The biology of dads [Aeon] – “The bodies and brains of fathers, not just mothers, are transformed through the love and labour of raising a child”

Overnight Millionaires [A Wealth of Common Sense] – “You can’t possibly hope to offer someone financial advice without first understanding how they view things like risk, spending, saving and the emotions that come about from difficult money decisions.”

Some scams are just so obvious that you wonder how people think they could’ve gotten away with it!

South Africa’s lottery probed as 5, 6, 7, 8, 9 and 10 drawn and 20 win [BBC] – “An unusual sequence of numbers drawn in South Africa’s national lottery has sparked accusations of fraud after 20 people won a share of the jackpot. Tuesday’s PowerBall lottery saw the numbers five, six, seven, eight and nine drawn, while the PowerBall itself was, you have guessed it, 10.” What are the chances??? (the exact same as any other combination, lol)

Grit may not be it

I think grit is important. I want grit to be important.

But how important is it?

The Weak Case for Grit [Nautilus] – “It might surprise you to find out how little evidence there is to support the idea that boosting students’ “grit”—their propensity to tenaciously attack difficult problems they encounter rather than give up—is a reliably effective way to improve their school performance or to close long-standing education gaps. After all, you’ve probably heard otherwise. Grit is everywhere. By the time you read this, it will have been a golden child of the world of education for well over a decade.
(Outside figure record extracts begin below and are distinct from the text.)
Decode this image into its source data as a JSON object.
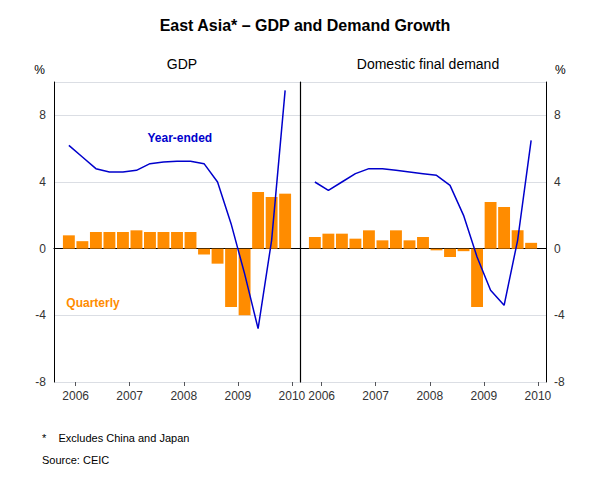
{
  "title": "East Asia* – GDP and Demand Growth",
  "annotations": [
    "*    Excludes China and Japan",
    "Source: CEIC"
  ],
  "chart_data": [
    {
      "type": "bar",
      "title": "GDP",
      "ylabel": "%",
      "x": [
        2005.875,
        2006.125,
        2006.375,
        2006.625,
        2006.875,
        2007.125,
        2007.375,
        2007.625,
        2007.875,
        2008.125,
        2008.375,
        2008.625,
        2008.875,
        2009.125,
        2009.375,
        2009.625,
        2009.875
      ],
      "series": [
        {
          "name": "Quarterly",
          "type": "bar",
          "color": "#FF8C00",
          "values": [
            0.8,
            0.45,
            1.0,
            1.0,
            1.0,
            1.1,
            1.0,
            1.0,
            1.0,
            1.0,
            -0.35,
            -0.9,
            -3.5,
            -4.0,
            3.4,
            3.1,
            3.3
          ]
        },
        {
          "name": "Year-ended",
          "type": "line",
          "color": "#0000CC",
          "values": [
            6.2,
            5.5,
            4.8,
            4.6,
            4.6,
            4.7,
            5.1,
            5.2,
            5.25,
            5.25,
            5.1,
            4.0,
            1.5,
            -1.5,
            -4.8,
            0.5,
            9.5
          ]
        }
      ],
      "xlim": [
        2005.6,
        2010.15
      ],
      "xticks": [
        2006,
        2007,
        2008,
        2009,
        2010
      ],
      "ylim": [
        -8,
        10
      ],
      "yticks": [
        -8,
        -4,
        0,
        4,
        8
      ],
      "grid": true
    },
    {
      "type": "bar",
      "title": "Domestic final demand",
      "ylabel": "%",
      "x": [
        2005.875,
        2006.125,
        2006.375,
        2006.625,
        2006.875,
        2007.125,
        2007.375,
        2007.625,
        2007.875,
        2008.125,
        2008.375,
        2008.625,
        2008.875,
        2009.125,
        2009.375,
        2009.625,
        2009.875
      ],
      "series": [
        {
          "type": "bar",
          "color": "#FF8C00",
          "values": [
            0.7,
            0.9,
            0.9,
            0.6,
            1.1,
            0.5,
            1.1,
            0.5,
            0.7,
            -0.1,
            -0.5,
            -0.15,
            -3.5,
            2.8,
            2.5,
            1.1,
            0.35
          ]
        },
        {
          "type": "line",
          "color": "#0000CC",
          "values": [
            4.0,
            3.5,
            4.0,
            4.5,
            4.8,
            4.8,
            4.7,
            4.6,
            4.5,
            4.4,
            3.8,
            2.0,
            -0.5,
            -2.5,
            -3.4,
            0.5,
            6.5
          ]
        }
      ],
      "xlim": [
        2005.6,
        2010.15
      ],
      "xticks": [
        2006,
        2007,
        2008,
        2009,
        2010
      ],
      "ylim": [
        -8,
        10
      ],
      "yticks": [
        -8,
        -4,
        0,
        4,
        8
      ],
      "grid": true
    }
  ]
}
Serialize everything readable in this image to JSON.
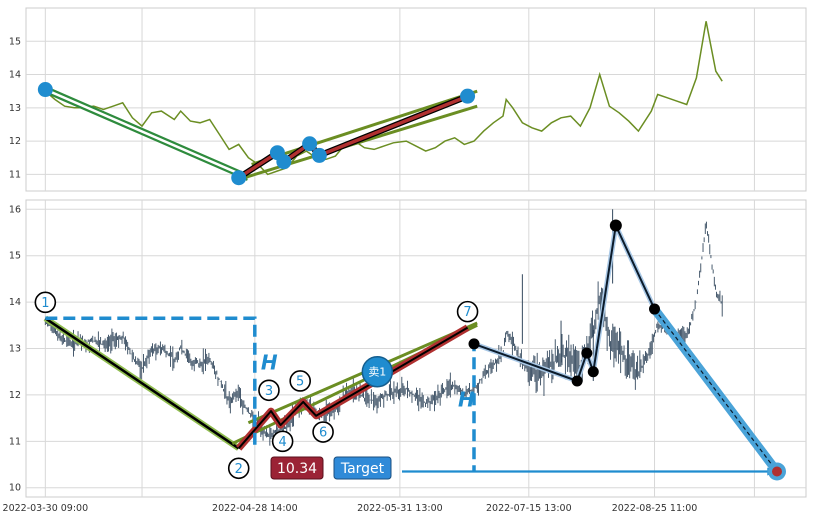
{
  "chart_data": [
    {
      "type": "line",
      "panel": "top",
      "ylim": [
        10.5,
        16.0
      ],
      "yticks": [
        "11",
        "12",
        "13",
        "14",
        "15"
      ],
      "grid": true,
      "line_color": "#6b8e23",
      "series": [
        {
          "x": [
            0,
            3,
            6,
            9,
            12,
            15,
            18,
            21,
            24,
            27,
            30,
            33,
            36,
            40,
            42,
            45,
            48,
            51,
            54,
            57,
            60,
            63,
            66,
            69,
            72,
            75,
            78,
            81,
            84,
            87,
            90,
            93,
            96,
            99,
            102,
            105,
            108,
            112,
            115,
            118,
            121,
            124,
            127,
            130,
            133,
            136,
            139,
            142,
            143,
            145,
            148,
            151,
            154,
            157,
            160,
            163,
            166,
            169,
            172,
            175,
            178,
            181,
            184,
            188,
            190,
            193,
            196,
            199,
            202,
            205,
            208,
            210
          ],
          "y": [
            13.5,
            13.25,
            13.05,
            13.0,
            13.0,
            13.05,
            12.95,
            13.05,
            13.15,
            12.7,
            12.45,
            12.85,
            12.9,
            12.65,
            12.9,
            12.6,
            12.55,
            12.65,
            12.2,
            11.75,
            11.9,
            11.5,
            11.3,
            11.0,
            11.1,
            11.2,
            11.55,
            11.7,
            11.5,
            11.45,
            11.55,
            11.9,
            12.0,
            11.8,
            11.75,
            11.85,
            11.95,
            12.0,
            11.85,
            11.7,
            11.8,
            12.0,
            12.1,
            11.9,
            12.0,
            12.3,
            12.55,
            12.75,
            13.25,
            13.0,
            12.55,
            12.4,
            12.3,
            12.55,
            12.7,
            12.75,
            12.45,
            13.0,
            14.0,
            13.05,
            12.85,
            12.6,
            12.3,
            12.9,
            13.4,
            13.3,
            13.2,
            13.1,
            13.9,
            15.6,
            14.1,
            13.8
          ]
        }
      ],
      "pivots": [
        {
          "x": 0,
          "y": 13.55
        },
        {
          "x": 60,
          "y": 10.9
        },
        {
          "x": 72,
          "y": 11.65
        },
        {
          "x": 74,
          "y": 11.38
        },
        {
          "x": 82,
          "y": 11.92
        },
        {
          "x": 85,
          "y": 11.57
        },
        {
          "x": 131,
          "y": 13.35
        }
      ],
      "channel": {
        "upper": [
          {
            "x": 64,
            "y": 11.3
          },
          {
            "x": 134,
            "y": 13.5
          }
        ],
        "lower": [
          {
            "x": 60,
            "y": 10.85
          },
          {
            "x": 134,
            "y": 13.05
          }
        ]
      }
    },
    {
      "type": "line",
      "panel": "bottom",
      "ylim": [
        9.8,
        16.2
      ],
      "yticks": [
        "10",
        "11",
        "12",
        "13",
        "14",
        "15",
        "16"
      ],
      "xticks": [
        "2022-03-30 09:00",
        "2022-04-28 14:00",
        "2022-05-31 13:00",
        "2022-07-15 13:00",
        "2022-08-25 11:00"
      ],
      "grid": true,
      "price_color": "#34495e",
      "pattern_points": [
        {
          "label": "1",
          "x": 0,
          "y": 13.65
        },
        {
          "label": "2",
          "x": 60,
          "y": 10.85
        },
        {
          "label": "3",
          "x": 70,
          "y": 11.65
        },
        {
          "label": "4",
          "x": 73,
          "y": 11.35
        },
        {
          "label": "5",
          "x": 80,
          "y": 11.85
        },
        {
          "label": "6",
          "x": 84,
          "y": 11.55
        },
        {
          "label": "7",
          "x": 131,
          "y": 13.45
        }
      ],
      "height_H_label": "H",
      "post_path": [
        {
          "x": 133,
          "y": 13.1
        },
        {
          "x": 165,
          "y": 12.3
        },
        {
          "x": 168,
          "y": 12.9
        },
        {
          "x": 170,
          "y": 12.5
        },
        {
          "x": 177,
          "y": 15.65
        },
        {
          "x": 189,
          "y": 13.85
        },
        {
          "x": 227,
          "y": 10.35
        }
      ],
      "sell_label": "卖1",
      "price_badge": "10.34",
      "target_label": "Target"
    }
  ],
  "colors": {
    "green": "#2e8b3d",
    "olive": "#6b8e23",
    "red": "#b03030",
    "blue": "#1f8ccf",
    "black": "#000000",
    "badge_red": "#9b2335",
    "badge_blue": "#2f8ad8"
  }
}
It’s a sexy, appealing idea: grit predicts success, grit can be measured, and grit can be improved.”

The article made me think that trying to boil down a human being’s success into a 10-question test may be a bit too simple. 🙂

COGS: How I Bankrupted MoviePass [Napkin Math] – “MoviePass is my favorite business of all time. For a brief, glorious period between 2017 & 2018, the company sold an unlimited movie watching membership for <$10. All you had to do was pay the fee and you’d go see all the flicks your heart could possibly desire. My favorite theater in Mountain View, California sold a ticket for a leather recliner for 15 bucks. Essentially, MoviePass was selling dollars for cents. Unsurprisingly, people enjoy being given free things! Their subscribers jumped from 20,000 to 3,000,000 in the span of a year. All of my friends had it. We would go to Century Cinema 16 at least once a week just to chill. Each of us were easily costing MoviePass north of 60 dollars a month, all for the low price of 10 bucks." The Rise and Fall of a Double Agent [The Walrus] – “It’s not mentioned in the account of his arrest, but the first thing officers likely did after they cuffed Ramos was reach into his pocket and grab his BlackBerry. That device, and the network it connected to, was at the heart of a sprawling FBI indictment that accused Ramos of racketeering activity involving gambling, money laundering, and drug trafficking. But that doesn’t quite cover the scale of his operation.”